Speaking the unspeakable
| Source | Write as |
|---|---|
Times — 09:00, 5:30 P M | 9 A M, 5 30 P M |
Numbered steps — Step 1 | Step one |
| Acronyms not pronounced as words | Spell with spaces: U R L, A P I, I D |
Code identifiers in prose — MANUAL_ENTRY_REQUEST | Natural names: Manual Entry Request. Keep literal flag names when discussing the flag itself: isCompleted flips true. |
| Latin abbreviations | e.g. → for example, i.e. → that is, etc. → and so on |
Markdown syntax — **bold**, _italic_, backticks, link URLs | Drop entirely (keep link text) |
Embedded content
- Mermaid diagrams — describe in third person: open with the diagram type, then walk its structure. "Here is a state machine with three states.
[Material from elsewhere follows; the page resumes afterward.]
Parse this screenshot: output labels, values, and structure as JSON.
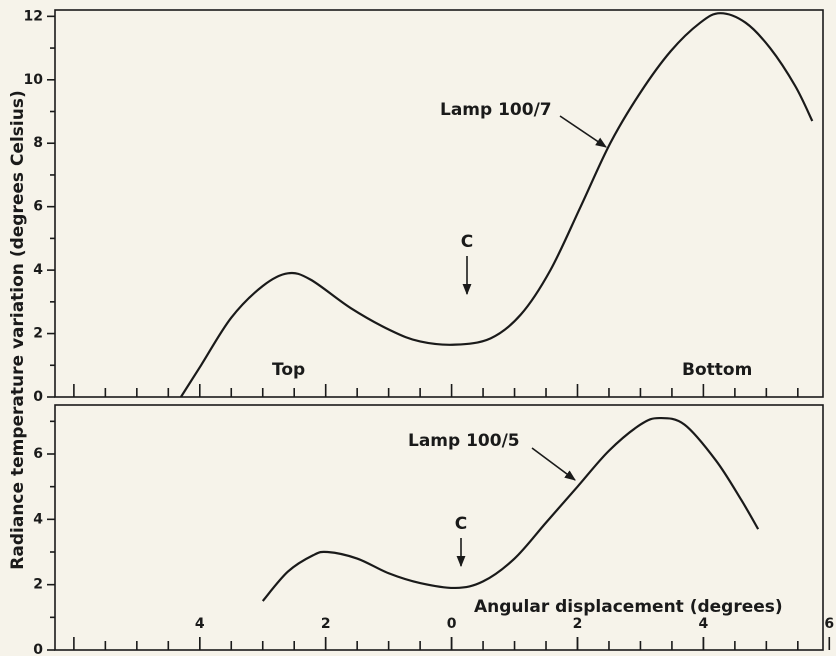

The flow begins at…"
- Code blocks — don't read line-by-line. One or two sentences on what the snippet does.
- Numbered lists — "Step one. Step two." or "First. Second. Third."
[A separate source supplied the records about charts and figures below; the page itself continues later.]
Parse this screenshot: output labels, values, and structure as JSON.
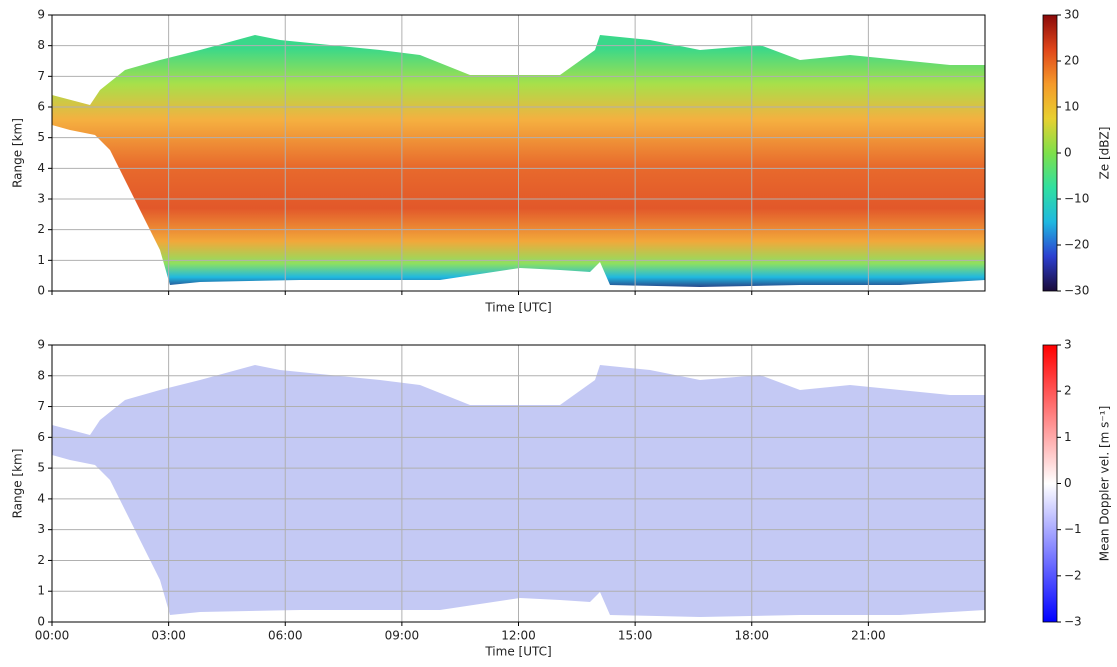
{
  "chart_data": [
    {
      "type": "heatmap",
      "ylabel": "Range [km]",
      "xlabel": "Time [UTC]",
      "xlim": [
        0,
        24
      ],
      "xticks": [
        0,
        3,
        6,
        9,
        12,
        15,
        18,
        21
      ],
      "ylim": [
        0,
        9
      ],
      "yticks": [
        0,
        1,
        2,
        3,
        4,
        5,
        6,
        7,
        8,
        9
      ],
      "grid": true,
      "colorbar": {
        "label": "Ze [dBZ]",
        "lim": [
          -30,
          30
        ],
        "ticks": [
          {
            "value": -30,
            "label": "−30"
          },
          {
            "value": -20,
            "label": "−20"
          },
          {
            "value": -10,
            "label": "−10"
          },
          0,
          10,
          20,
          30
        ],
        "colors": [
          "#1a0b3a",
          "#2c3fd0",
          "#1fb8e0",
          "#30e0a0",
          "#7ee04a",
          "#e8d030",
          "#f59a2a",
          "#e0461a",
          "#8a0a0a"
        ]
      }
    },
    {
      "type": "heatmap",
      "ylabel": "Range [km]",
      "xlabel": "Time [UTC]",
      "xlim": [
        0,
        24
      ],
      "xticks": [
        {
          "value": 0,
          "label": "00:00"
        },
        {
          "value": 3,
          "label": "03:00"
        },
        {
          "value": 6,
          "label": "06:00"
        },
        {
          "value": 9,
          "label": "09:00"
        },
        {
          "value": 12,
          "label": "12:00"
        },
        {
          "value": 15,
          "label": "15:00"
        },
        {
          "value": 18,
          "label": "18:00"
        },
        {
          "value": 21,
          "label": "21:00"
        }
      ],
      "ylim": [
        0,
        9
      ],
      "yticks": [
        0,
        1,
        2,
        3,
        4,
        5,
        6,
        7,
        8,
        9
      ],
      "grid": true,
      "colorbar": {
        "label": "Mean Doppler vel. [m s⁻¹]",
        "lim": [
          -3,
          3
        ],
        "ticks": [
          {
            "value": -3,
            "label": "−3"
          },
          {
            "value": -2,
            "label": "−2"
          },
          {
            "value": -1,
            "label": "−1"
          },
          0,
          1,
          2,
          3
        ],
        "colors": [
          "#0000ff",
          "#ffffff",
          "#ff0000"
        ]
      }
    }
  ]
}
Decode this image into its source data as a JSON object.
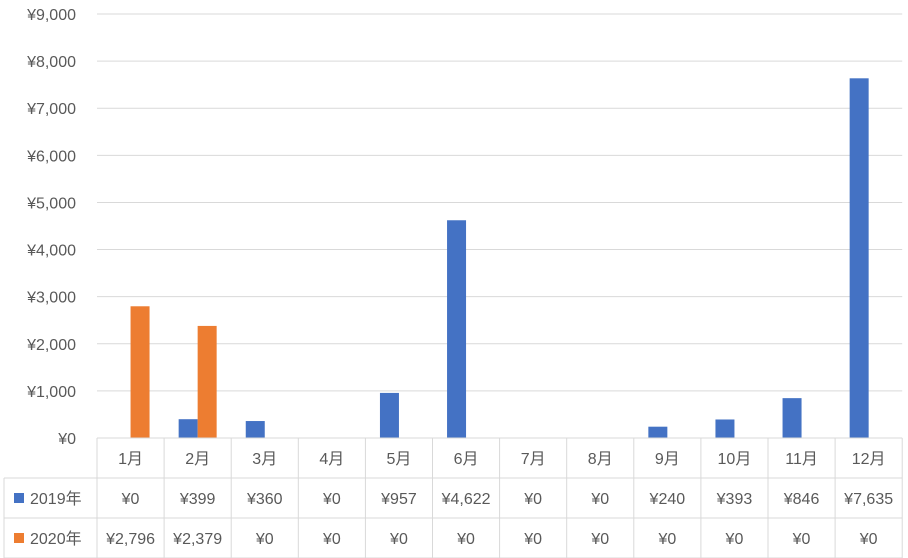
{
  "chart_data": {
    "type": "bar",
    "categories": [
      "1月",
      "2月",
      "3月",
      "4月",
      "5月",
      "6月",
      "7月",
      "8月",
      "9月",
      "10月",
      "11月",
      "12月"
    ],
    "series": [
      {
        "name": "2019年",
        "color": "#4472C4",
        "values": [
          0,
          399,
          360,
          0,
          957,
          4622,
          0,
          0,
          240,
          393,
          846,
          7635
        ],
        "labels": [
          "¥0",
          "¥399",
          "¥360",
          "¥0",
          "¥957",
          "¥4,622",
          "¥0",
          "¥0",
          "¥240",
          "¥393",
          "¥846",
          "¥7,635"
        ]
      },
      {
        "name": "2020年",
        "color": "#ED7D31",
        "values": [
          2796,
          2379,
          0,
          0,
          0,
          0,
          0,
          0,
          0,
          0,
          0,
          0
        ],
        "labels": [
          "¥2,796",
          "¥2,379",
          "¥0",
          "¥0",
          "¥0",
          "¥0",
          "¥0",
          "¥0",
          "¥0",
          "¥0",
          "¥0",
          "¥0"
        ]
      }
    ],
    "ylim": [
      0,
      9000
    ],
    "yticks": [
      0,
      1000,
      2000,
      3000,
      4000,
      5000,
      6000,
      7000,
      8000,
      9000
    ],
    "ytick_labels": [
      "¥0",
      "¥1,000",
      "¥2,000",
      "¥3,000",
      "¥4,000",
      "¥5,000",
      "¥6,000",
      "¥7,000",
      "¥8,000",
      "¥9,000"
    ],
    "grid": true,
    "legend": "data-table"
  }
}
- Bulleted lists — preface with the count if it's known: "Three things to know. First, …". Otherwise just sentences, blank-line separated.
- Small tables — paraphrase the contrast in prose. Larger tables — summarise and point to the page: "See the table on the page for the full breakdown."
Cross-references
Don't skip "See also" — give each linked item one short sentence so the listener knows what's there without navigating. In body text, use "See the X chapter" / "covered in the Y section" — drop URLs.
Pronunciations
Some product, team, or feature names get mispronounced. Register phonetic spellings here so authors and the AI generator stay consistent.
| Term | Spell as | Notes |
|---|---|---|
| Skapp | (TBD — confirm with team) | Product name |
When adding an entry: pick a phonetic spelling, run a 5-second test on the on-page reader to confirm it sounds right, then commit.
Validation
The audio file's sections must line up exactly with the markdown's headings. Every ## or ### in the markdown should have a matching one in the audio file, and vice versa. CI fails the PR when they don't match.
Two ways things break:
- A heading exists in the markdown but not the audio file. Clicking the heading's play button would do nothing.
- A marker exists in the audio file but not the markdown. The reader would announce a section that's gone from the page.
The check is forgiving on capitals and punctuation — ## Foo: Bar and ## foo bar count as the same.